Séverine Vian & Julia Ollivier – Ollioules, l’écrin des savoir-faires.

Journées Européenne des Métiers d’Arts, du 10 au 12 avril à Ollioules

Ville de Métiers d’Art par excellence, Ollioules s’apprête à vibrer au rythme des JEMA 2026. Pour nous guider dans cette édition, nous avons rencontré les deux visages qui pilotent l’événement : Séverine Vian, la voix du patrimoine et du commerce local, et Julia Ollivier, le nouveau regard créatif à la tête de MANO X ALTO. Ensemble, elles nous dévoilent un parcours immersif où la passion de l’artisan rencontre le regard du public.

Le thème national de cette édition est « Le cœur à l’ouvrage ». Comment ce slogan se traduit-il concrètement dans les rues d’Ollioules ?
Séverine : Pour nous, le « cœur à l’ouvrage », c’est d’abord l’énergie que nous mettons à faire d’Ollioules un écrin pour nos artisans. Ce sont eux les stars ! Ils ouvrent leurs ateliers toute l’année, et ces journées sont un coup de projecteur sur leur engagement quotidien.
Julia : Au centre des Métiers d’Art MANO X ALTO, nous avons choisi de décliner ce thème à travers la notion d’ex-voto. Avec certains artistes nous travaillons sur ce lien intime entre l’esprit, le cœur et la main pour célébrer la noblesse du geste artisanal. L’idée est de proposer des œuvres originales qui révèlent la dimension presque spirituelle de la création, une même intensité que l’on retrouve chez les verriers invités, pour qui chaque souffle dans la matière en fusion engage tout l’être.

Le parcours de cette année semble particulièrement riche, entre tradition et modernité. Quelles sont les étapes clés de cette déambulation ?
Séverine : C’est un voyage poétique. On part du Musée de la Fleur avec Gaspard de Besse pour arriver à la salle de la Criée qui accueille nos invités d’honneur : les prestigieux Verriers de Biot, héritiers du verre bullé né en 1956, dont plusieurs figures majeures incarnent aujourd’hui l’excellence et la transmission du geste. Le parcours continue jusqu’à l’univers de Paprika, une exposition de Luc Patentreger à la salle Puget, sans oublier le Musée de la Clé et de la Serrure où un Meilleur Ouvrier de France sublimera le métal lors de démonstrations. Pour l’occasion, la Maison du Patrimoine sera gratuite !
Julia : La modernité s’invite aussi via le numérique ! Au FabLab, nous montrerons que la technologie est le prolongement du geste traditionnel. C’est un outil au service de la création pure. Et puis, il y aura des moments insolites : des combats de chevaliers, de la musique et même un tailleur de pierre jouant du cor des Alpes !

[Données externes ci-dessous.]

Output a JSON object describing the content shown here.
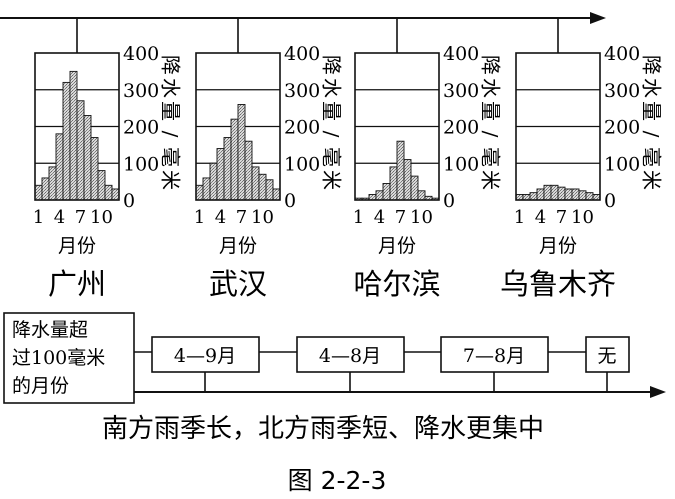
{
  "figure_caption": "图 2-2-3",
  "conclusion": "南方雨季长，北方雨季短、降水更集中",
  "months_over_label": "降水量超过100毫米的月份",
  "months_over_label_lines": [
    "降水量超",
    "过100毫米",
    "的月份"
  ],
  "chart_data": [
    {
      "type": "bar",
      "title": "广州",
      "categories": [
        "1",
        "2",
        "3",
        "4",
        "5",
        "6",
        "7",
        "8",
        "9",
        "10",
        "11",
        "12"
      ],
      "values": [
        40,
        60,
        90,
        180,
        320,
        350,
        270,
        230,
        170,
        80,
        40,
        30
      ],
      "xlabel": "月份",
      "ylabel": "降水量/毫米",
      "xticks": [
        "1",
        "4",
        "7",
        "10"
      ],
      "yticks": [
        "0",
        "100",
        "200",
        "300",
        "400"
      ],
      "ylim": [
        0,
        400
      ],
      "months_over_100": "4—9月"
    },
    {
      "type": "bar",
      "title": "武汉",
      "categories": [
        "1",
        "2",
        "3",
        "4",
        "5",
        "6",
        "7",
        "8",
        "9",
        "10",
        "11",
        "12"
      ],
      "values": [
        40,
        60,
        100,
        140,
        170,
        220,
        260,
        160,
        90,
        70,
        55,
        30
      ],
      "xlabel": "月份",
      "ylabel": "降水量/毫米",
      "xticks": [
        "1",
        "4",
        "7",
        "10"
      ],
      "yticks": [
        "0",
        "100",
        "200",
        "300",
        "400"
      ],
      "ylim": [
        0,
        400
      ],
      "months_over_100": "4—8月"
    },
    {
      "type": "bar",
      "title": "哈尔滨",
      "categories": [
        "1",
        "2",
        "3",
        "4",
        "5",
        "6",
        "7",
        "8",
        "9",
        "10",
        "11",
        "12"
      ],
      "values": [
        5,
        5,
        15,
        25,
        45,
        90,
        160,
        110,
        65,
        25,
        10,
        5
      ],
      "xlabel": "月份",
      "ylabel": "降水量/毫米",
      "xticks": [
        "1",
        "4",
        "7",
        "10"
      ],
      "yticks": [
        "0",
        "100",
        "200",
        "300",
        "400"
      ],
      "ylim": [
        0,
        400
      ],
      "months_over_100": "7—8月"
    },
    {
      "type": "bar",
      "title": "乌鲁木齐",
      "categories": [
        "1",
        "2",
        "3",
        "4",
        "5",
        "6",
        "7",
        "8",
        "9",
        "10",
        "11",
        "12"
      ],
      "values": [
        15,
        15,
        20,
        30,
        40,
        40,
        35,
        30,
        30,
        25,
        20,
        15
      ],
      "xlabel": "月份",
      "ylabel": "降水量/毫米",
      "xticks": [
        "1",
        "4",
        "7",
        "10"
      ],
      "yticks": [
        "0",
        "100",
        "200",
        "300",
        "400"
      ],
      "ylim": [
        0,
        400
      ],
      "months_over_100": "无"
    }
  ]
}
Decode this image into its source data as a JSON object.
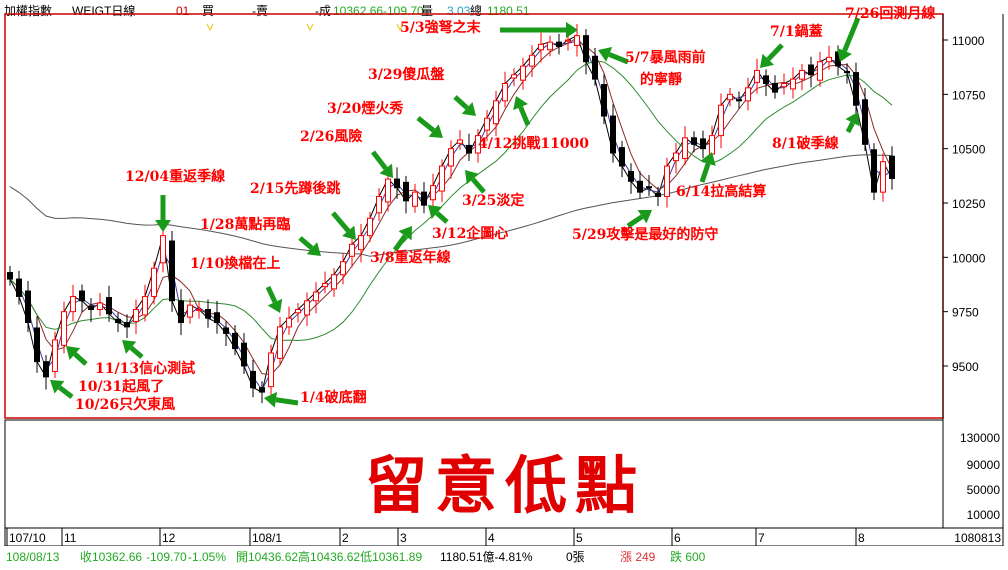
{
  "header": {
    "symbol": "加權指數",
    "mode": "WEIGT日線",
    "code": "01",
    "buy_label": "買",
    "sell_label": "-賣",
    "deal_label": "-成",
    "price": "10362.66",
    "change": "-109.70",
    "volume_label": "量",
    "volume": "3.03",
    "total_label": "總",
    "total": "1180.51"
  },
  "status": {
    "date": "108/08/13",
    "close": "收10362.66",
    "change": "-109.70",
    "pct": "-1.05%",
    "ohl": "開10436.62高10436.62低10361.89",
    "amount": "1180.51億-4.81%",
    "lots": "0張",
    "up": "漲 249",
    "down": "跌 600"
  },
  "big_text": "留意低點",
  "colors": {
    "up": "#ff0000",
    "down": "#000000",
    "annotation": "#ff0000",
    "arrow": "#1a9a1a",
    "ma_short": "#000000",
    "ma_mid": "#3b3b9a",
    "ma_month": "#8b2b2b",
    "ma_quarter": "#2e8b2e",
    "ma_year": "#555555"
  },
  "annotations": [
    "5/3強弩之末",
    "7/26回測月線",
    "7/1鍋蓋",
    "5/7暴風雨前",
    "的寧靜",
    "3/29傻瓜盤",
    "3/20煙火秀",
    "4/12挑戰11000",
    "2/26風險",
    "12/04重返季線",
    "2/15先蹲後跳",
    "8/1破季線",
    "6/14拉高結算",
    "3/25淡定",
    "1/28萬點再臨",
    "3/12企圖心",
    "5/29攻擊是最好的防守",
    "1/10換檔在上",
    "3/8重返年線",
    "11/13信心測試",
    "10/31起風了",
    "10/26只欠東風",
    "1/4破底翻"
  ],
  "chart_data": {
    "type": "candlestick",
    "title": "",
    "price_ticks": [
      11000,
      10750,
      10500,
      10250,
      10000,
      9750,
      9500
    ],
    "price_range": [
      9300,
      11250
    ],
    "volume_ticks": [
      "130000",
      "90000",
      "50000",
      "10000"
    ],
    "x_ticks": [
      "107/10",
      "11",
      "12",
      "108/1",
      "2",
      "3",
      "4",
      "5",
      "6",
      "7",
      "8",
      "1080813"
    ],
    "closes": [
      9900,
      9820,
      9700,
      9520,
      9450,
      9620,
      9750,
      9820,
      9800,
      9760,
      9790,
      9740,
      9700,
      9680,
      9760,
      9820,
      9950,
      10100,
      9800,
      9700,
      9780,
      9760,
      9720,
      9700,
      9650,
      9580,
      9500,
      9400,
      9380,
      9560,
      9680,
      9720,
      9760,
      9800,
      9840,
      9880,
      9920,
      9980,
      10060,
      10100,
      10180,
      10280,
      10360,
      10320,
      10260,
      10300,
      10240,
      10330,
      10420,
      10500,
      10540,
      10480,
      10560,
      10640,
      10720,
      10800,
      10840,
      10880,
      10930,
      10980,
      10990,
      10970,
      11000,
      11020,
      10900,
      10820,
      10650,
      10480,
      10420,
      10350,
      10300,
      10320,
      10280,
      10420,
      10480,
      10550,
      10520,
      10500,
      10560,
      10700,
      10750,
      10720,
      10780,
      10860,
      10800,
      10760,
      10800,
      10820,
      10860,
      10840,
      10900,
      10920,
      10880,
      10850,
      10700,
      10520,
      10300,
      10440,
      10362.66
    ],
    "moving_averages": [
      5,
      10,
      20,
      60,
      240
    ],
    "grid": false
  }
}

La transmission est au centre de vos préoccupations, notamment auprès des plus jeunes. Comment les impliquez-vous ?
Séverine : C’est primordial. Nous voulons leur montrer que les métiers de la main sont des métiers d’avenir. Le village des ferronniers accueille les élèves et professeurs du Lycée Langevin : voir cette transmission du feu et du fer en direct est exceptionnelle. Certains jeunes choisissent ensuite de s’orienter vers ces métiers passion.
Julia : Nous proposons aussi des initiations gratuites. Le but est que le visiteur ne soit pas passif : il doit devenir acteur. En touchant la matière, on comprend mieux la valeur de l’objet unique et on sensibilise les générations au patrimoine vivant.

Si vous deviez décrire l’atmosphère que vous souhaitez offrir aux visiteurs ?
Séverine : Une fête généreuse ! Une ville en fleurs, de la musique déambulatoire avec la troupe « Bâton Rouge », et surtout des rencontres authentiques avec les créateurs. Ollioules devient un parcours artistique à ciel ouvert où chaque ruelle réserve une surprise.
Julia : Je dirais la convivialité et la découverte. Après avoir découvert l’excellence des ateliers et de nos invités d’honneur, j’invite les gens à venir se poser dans les transats à MANO X ALTO, pour profiter de la douceur d’Ollioules. C’est un moment de partage accessible à tous.